Ruggero Leoncavello wrote Pagliacci in the 1890s, setting the story of a lovesick clown with an unfaithful wife in Italy. Back then, as now, even big-throated opera singers enjoyed the advantage of a roof to help project their voices. There is a lot more headroom in the open-air courtyard, but soprano Jill Carpenter who plays Nedda the unfaithful wife gets a real charge from it.

"You look around and you see the wall," she said. "Or you turn another vantage point... a bird will fly into the set, or you turn another vantage point and you see the sky."

While the space is large, baritone Andrew Wilkowske, said it is set up to be remarkably intimate.

"The audience is three feet away from us," he said. "I mean the person in the back row is probably about the equivalent of where the person in the front row would be if we were at a big opera house."

Wilkowske plays Tonio, the fool in the opera, and is a Twin Cities native.

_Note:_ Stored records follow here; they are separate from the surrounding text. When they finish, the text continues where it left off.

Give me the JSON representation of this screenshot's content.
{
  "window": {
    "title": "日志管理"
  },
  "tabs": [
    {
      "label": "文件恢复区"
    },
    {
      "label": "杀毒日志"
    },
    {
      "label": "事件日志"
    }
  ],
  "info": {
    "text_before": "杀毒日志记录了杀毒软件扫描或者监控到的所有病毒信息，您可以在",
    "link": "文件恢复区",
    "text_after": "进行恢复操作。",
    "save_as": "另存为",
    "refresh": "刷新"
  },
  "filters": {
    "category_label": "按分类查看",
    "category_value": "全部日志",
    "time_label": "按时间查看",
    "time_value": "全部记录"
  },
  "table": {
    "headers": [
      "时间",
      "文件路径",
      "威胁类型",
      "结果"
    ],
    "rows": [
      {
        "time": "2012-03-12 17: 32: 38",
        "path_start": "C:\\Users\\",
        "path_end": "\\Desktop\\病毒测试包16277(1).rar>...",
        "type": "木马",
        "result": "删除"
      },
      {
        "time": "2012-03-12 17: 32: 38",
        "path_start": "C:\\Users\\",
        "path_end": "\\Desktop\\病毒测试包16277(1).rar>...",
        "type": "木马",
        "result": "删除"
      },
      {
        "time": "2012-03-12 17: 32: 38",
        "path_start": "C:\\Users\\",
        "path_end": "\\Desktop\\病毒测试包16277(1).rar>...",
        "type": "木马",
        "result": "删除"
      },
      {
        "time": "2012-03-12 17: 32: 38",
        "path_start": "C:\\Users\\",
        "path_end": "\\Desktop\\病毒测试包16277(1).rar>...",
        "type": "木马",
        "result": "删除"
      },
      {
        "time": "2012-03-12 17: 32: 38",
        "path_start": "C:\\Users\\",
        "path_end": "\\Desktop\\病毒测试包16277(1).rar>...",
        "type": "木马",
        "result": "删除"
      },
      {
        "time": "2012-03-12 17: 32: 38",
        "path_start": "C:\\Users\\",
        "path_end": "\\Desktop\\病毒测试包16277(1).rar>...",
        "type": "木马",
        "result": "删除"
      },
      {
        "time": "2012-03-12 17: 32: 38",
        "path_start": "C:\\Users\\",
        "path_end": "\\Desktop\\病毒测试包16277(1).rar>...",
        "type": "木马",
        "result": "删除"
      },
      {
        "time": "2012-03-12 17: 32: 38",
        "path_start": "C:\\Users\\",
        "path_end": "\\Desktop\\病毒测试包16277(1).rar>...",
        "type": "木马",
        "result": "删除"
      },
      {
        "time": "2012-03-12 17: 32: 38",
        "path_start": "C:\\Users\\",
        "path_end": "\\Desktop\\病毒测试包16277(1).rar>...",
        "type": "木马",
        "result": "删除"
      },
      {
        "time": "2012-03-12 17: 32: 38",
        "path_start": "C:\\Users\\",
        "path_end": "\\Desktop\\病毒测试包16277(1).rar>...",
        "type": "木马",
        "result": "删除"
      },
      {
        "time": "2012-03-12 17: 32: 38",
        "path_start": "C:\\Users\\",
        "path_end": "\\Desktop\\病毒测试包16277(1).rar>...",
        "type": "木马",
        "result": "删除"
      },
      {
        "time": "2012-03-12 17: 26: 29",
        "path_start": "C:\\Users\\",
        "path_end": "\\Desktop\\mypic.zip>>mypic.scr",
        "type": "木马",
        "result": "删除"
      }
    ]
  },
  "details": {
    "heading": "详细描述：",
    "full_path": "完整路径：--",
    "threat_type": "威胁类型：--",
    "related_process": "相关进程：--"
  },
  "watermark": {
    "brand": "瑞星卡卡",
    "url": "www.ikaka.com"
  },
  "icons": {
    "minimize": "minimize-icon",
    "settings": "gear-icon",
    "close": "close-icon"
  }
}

He says he is very proud of how the local arts community has helped put the company on its feet. The Minnesota Opera gave it rehearsal space and the Guthrie Theater nearby up the street supplied last-minute advice and water.

All of the shows are already sold out, although there will be rush tickets available. It's an incredible start, for a new company, Lefkowich said.

"We are actually sold out. We are ready for next year and we are already talking about 2014," he said. "We have a great relationship here and I think there is a buzz in the air that this is something really cool."

Now all that's left to do are the performances.